The vaulted basement level was divided into two cellars and features gunloops for protection of the castle. There was no dedicated kitchen area suggesting perhaps that food was prepared in an external ancillary building. On the first floor is the main hall with a large fireplace on the south wall, within one jab of which is a salt box for preserving dry food.
A slop sink in the south-west corner of the first floor originally drained through a carved stone gargoyle on the west external wall.
The second floor was occupied by two chambers, mirrored in design, one of which would have been the laird’s bedroom. The chambers would have been divided by a wooden partition between the two latrine closet entrances.
Square holes through the north wall at second floor level would have supported timber beams which would have carried an external wooden gallery.
Above the second floor are round turrets at three corners with a corbelled out walkway between them, and crow-stepped gables which would originally bookended a garret level containing further accommodation within the battlements.
The castle passed via Lindsay’s daughter to a Richard Brown or Broun. A stair tower was added to north-west corner of the main block, complete with a gabled caphouse, possibly by the Brown family in the 1560s. The entrance was via a roll-moulded doorway at ground floor level in this stair tower, with a niche above containing a carved armorial panel carrying the Brown arms and a date in the 1560s. The last number was supposedly legible as a 4 in the 19th century but is sometimes given as 1568.
The Catholic Browns feuded with the Protestant McCullochs of Barholm and in 1579 John Brown was fined £40 when his son, also John, failed to appear in court charged with the murder of McCulloch of Barholm.
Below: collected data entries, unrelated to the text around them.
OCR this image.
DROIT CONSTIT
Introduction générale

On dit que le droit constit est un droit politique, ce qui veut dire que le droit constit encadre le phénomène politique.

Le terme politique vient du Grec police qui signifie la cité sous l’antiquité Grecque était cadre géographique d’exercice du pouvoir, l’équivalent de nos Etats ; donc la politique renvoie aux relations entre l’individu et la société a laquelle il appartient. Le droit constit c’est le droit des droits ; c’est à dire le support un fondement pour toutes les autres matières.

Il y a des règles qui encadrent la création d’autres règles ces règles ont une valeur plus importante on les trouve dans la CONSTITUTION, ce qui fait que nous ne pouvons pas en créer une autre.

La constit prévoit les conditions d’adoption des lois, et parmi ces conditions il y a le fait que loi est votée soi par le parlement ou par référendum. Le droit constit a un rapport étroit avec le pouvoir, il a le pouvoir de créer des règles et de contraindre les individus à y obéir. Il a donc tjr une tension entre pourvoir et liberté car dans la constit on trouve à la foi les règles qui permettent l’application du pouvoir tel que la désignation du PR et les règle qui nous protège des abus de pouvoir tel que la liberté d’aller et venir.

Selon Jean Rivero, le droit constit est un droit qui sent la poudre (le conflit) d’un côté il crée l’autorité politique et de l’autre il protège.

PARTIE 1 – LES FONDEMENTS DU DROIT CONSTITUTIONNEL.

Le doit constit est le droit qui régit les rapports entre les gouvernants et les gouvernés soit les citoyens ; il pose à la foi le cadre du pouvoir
Carsluith is marked on Blaeu’s map of 1654 as Karsluyith.
James Brown emigrated to India in 1748 and the castle has seemingly been unoccupied since, with the estate sold to Alistair Johnston and later to the Hannay family of Mochrum and Kirkdale.
In the late 18th century two symmetrical pavilions were added either side of the castle and connected to it with walls to form a U-plan farm steading for the Kirkdale estate. These pavilions, which were remodelled in the 19th century, may have been built on the site of ancillary buildings associated with the castle. One is now in use as a café.
The castle subsequently passed through the hands of several families before entering State care in 1913.